The National People’s Congress did not respond to a request for comment.
The law aims to protect the legal rights and interests of NGOs, Yang Huanning, vice-minister of public security, was quoted by state media as saying.
Foreign NGO workers have met several times since last October to discuss how to respond, said two NGO representatives with direct knowledge of the situation.
They said they feared the law would shut them down because of the difficulty of getting permission for their activities, which could ultimately face rejection.
“The rumor we’ve heard is the purpose of the law is to get rid of us,” said the China director of a foreign NGO, who declined to be named, because of the sensitivity of the topic.
Since last June, foreign NGOs have faced closer scrutiny. State security agents have interviewed them about funding, representatives said. Two foreigners working for NGOs recently had to leave China because they were working on incorrect visas, said three people familiar with the matter.
The sudden departures of Tim Millar, an Irish national from the Rights Practice, a human rights NGO with offices in Britain and the United States, and Jeremie Beja, a French national from China Development Brief, which studies civil society, have unnerved the NGO community.
Nicola Macbean, director of the Rights Practice, confirmed Millar’s departure. Beja and China Development Brief did not respond to e-mails seeking comment.

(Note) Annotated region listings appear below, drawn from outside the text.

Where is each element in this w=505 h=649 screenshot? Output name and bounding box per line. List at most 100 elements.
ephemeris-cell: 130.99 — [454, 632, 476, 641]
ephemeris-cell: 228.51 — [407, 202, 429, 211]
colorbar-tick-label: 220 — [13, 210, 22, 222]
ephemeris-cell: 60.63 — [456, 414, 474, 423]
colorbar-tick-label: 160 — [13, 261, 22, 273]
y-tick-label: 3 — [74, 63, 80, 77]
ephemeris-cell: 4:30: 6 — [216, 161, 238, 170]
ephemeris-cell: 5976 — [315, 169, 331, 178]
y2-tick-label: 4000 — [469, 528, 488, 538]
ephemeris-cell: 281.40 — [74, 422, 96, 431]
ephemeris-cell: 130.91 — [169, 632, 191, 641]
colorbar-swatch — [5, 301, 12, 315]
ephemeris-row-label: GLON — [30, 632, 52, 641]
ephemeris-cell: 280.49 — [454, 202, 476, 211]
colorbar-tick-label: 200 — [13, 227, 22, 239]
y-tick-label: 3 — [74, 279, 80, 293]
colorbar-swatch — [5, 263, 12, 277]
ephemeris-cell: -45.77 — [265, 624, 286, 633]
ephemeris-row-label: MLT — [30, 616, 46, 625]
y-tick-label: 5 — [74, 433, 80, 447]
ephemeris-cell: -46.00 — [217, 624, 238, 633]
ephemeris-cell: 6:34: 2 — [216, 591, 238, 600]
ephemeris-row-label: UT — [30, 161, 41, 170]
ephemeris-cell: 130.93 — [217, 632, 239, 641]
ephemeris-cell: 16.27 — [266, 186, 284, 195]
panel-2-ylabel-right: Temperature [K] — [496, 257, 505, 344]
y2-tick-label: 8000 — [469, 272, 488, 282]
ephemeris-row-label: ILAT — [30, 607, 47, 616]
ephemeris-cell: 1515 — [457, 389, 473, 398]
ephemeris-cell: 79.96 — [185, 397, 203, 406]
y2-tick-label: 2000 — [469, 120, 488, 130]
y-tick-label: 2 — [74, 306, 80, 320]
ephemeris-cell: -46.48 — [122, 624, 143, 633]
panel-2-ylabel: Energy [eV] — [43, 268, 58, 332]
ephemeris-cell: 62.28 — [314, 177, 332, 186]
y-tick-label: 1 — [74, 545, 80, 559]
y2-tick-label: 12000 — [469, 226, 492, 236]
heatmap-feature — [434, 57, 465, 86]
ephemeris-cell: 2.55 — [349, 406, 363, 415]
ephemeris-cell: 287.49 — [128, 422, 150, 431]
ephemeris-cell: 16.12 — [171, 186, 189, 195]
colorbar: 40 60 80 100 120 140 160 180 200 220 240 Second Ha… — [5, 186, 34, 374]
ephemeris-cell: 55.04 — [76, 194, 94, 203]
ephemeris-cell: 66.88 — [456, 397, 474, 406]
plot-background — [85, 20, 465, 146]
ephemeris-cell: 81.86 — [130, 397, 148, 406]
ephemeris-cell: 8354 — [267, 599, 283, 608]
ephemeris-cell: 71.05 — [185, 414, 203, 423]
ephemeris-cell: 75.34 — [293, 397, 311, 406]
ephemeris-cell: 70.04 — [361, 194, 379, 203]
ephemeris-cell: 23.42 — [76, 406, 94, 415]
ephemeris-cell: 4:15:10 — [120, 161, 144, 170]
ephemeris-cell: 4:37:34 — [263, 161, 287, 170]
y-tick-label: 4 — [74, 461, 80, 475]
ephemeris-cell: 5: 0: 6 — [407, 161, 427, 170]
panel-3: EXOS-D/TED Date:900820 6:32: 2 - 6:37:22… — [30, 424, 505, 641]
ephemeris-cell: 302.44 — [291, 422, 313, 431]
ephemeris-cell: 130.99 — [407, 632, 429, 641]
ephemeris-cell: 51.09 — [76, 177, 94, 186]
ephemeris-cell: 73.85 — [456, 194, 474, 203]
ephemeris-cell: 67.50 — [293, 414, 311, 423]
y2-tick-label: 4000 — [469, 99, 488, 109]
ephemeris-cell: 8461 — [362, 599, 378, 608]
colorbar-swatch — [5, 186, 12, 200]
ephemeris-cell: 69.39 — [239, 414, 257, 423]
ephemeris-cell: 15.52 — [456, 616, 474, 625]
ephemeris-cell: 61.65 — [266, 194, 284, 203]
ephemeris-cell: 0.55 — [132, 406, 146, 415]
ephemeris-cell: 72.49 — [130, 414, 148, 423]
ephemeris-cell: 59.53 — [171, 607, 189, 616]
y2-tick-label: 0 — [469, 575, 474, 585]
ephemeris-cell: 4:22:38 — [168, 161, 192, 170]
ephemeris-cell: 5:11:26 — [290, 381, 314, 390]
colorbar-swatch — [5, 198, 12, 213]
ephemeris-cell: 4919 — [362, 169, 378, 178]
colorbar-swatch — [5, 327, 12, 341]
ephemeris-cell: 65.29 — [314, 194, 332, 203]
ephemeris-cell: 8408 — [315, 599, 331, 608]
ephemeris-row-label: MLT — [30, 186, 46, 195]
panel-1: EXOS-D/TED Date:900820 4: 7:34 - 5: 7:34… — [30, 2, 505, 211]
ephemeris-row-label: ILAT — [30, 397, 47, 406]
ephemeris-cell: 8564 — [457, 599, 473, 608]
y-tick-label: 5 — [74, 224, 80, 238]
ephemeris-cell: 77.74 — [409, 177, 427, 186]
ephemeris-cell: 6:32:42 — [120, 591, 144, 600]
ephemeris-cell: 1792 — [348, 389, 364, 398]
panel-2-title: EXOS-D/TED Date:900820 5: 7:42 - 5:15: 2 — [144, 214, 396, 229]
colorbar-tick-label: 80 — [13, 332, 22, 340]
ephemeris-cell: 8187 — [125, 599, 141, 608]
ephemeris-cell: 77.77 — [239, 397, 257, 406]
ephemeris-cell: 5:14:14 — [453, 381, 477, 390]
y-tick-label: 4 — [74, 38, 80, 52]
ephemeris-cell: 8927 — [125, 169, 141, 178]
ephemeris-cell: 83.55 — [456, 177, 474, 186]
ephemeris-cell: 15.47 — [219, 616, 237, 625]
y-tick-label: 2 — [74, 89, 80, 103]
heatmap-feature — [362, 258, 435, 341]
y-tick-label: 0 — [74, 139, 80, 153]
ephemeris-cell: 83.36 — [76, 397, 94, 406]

China says it has about 6,000 foreign NGOs. Many train lawyers, judges and Chinese NGOs, and push for a cleaner environment.
China does not have laws regulating all foreign NGOs, but some foreign NGOs can register as representative offices of foundations.
But tough requirements, such as finding a government sponsor and having a substantial amount of capital, have limited registration to a very few foreign groups.
Many Chinese and foreign NGOs in China register as businesses and operate without proper authorization.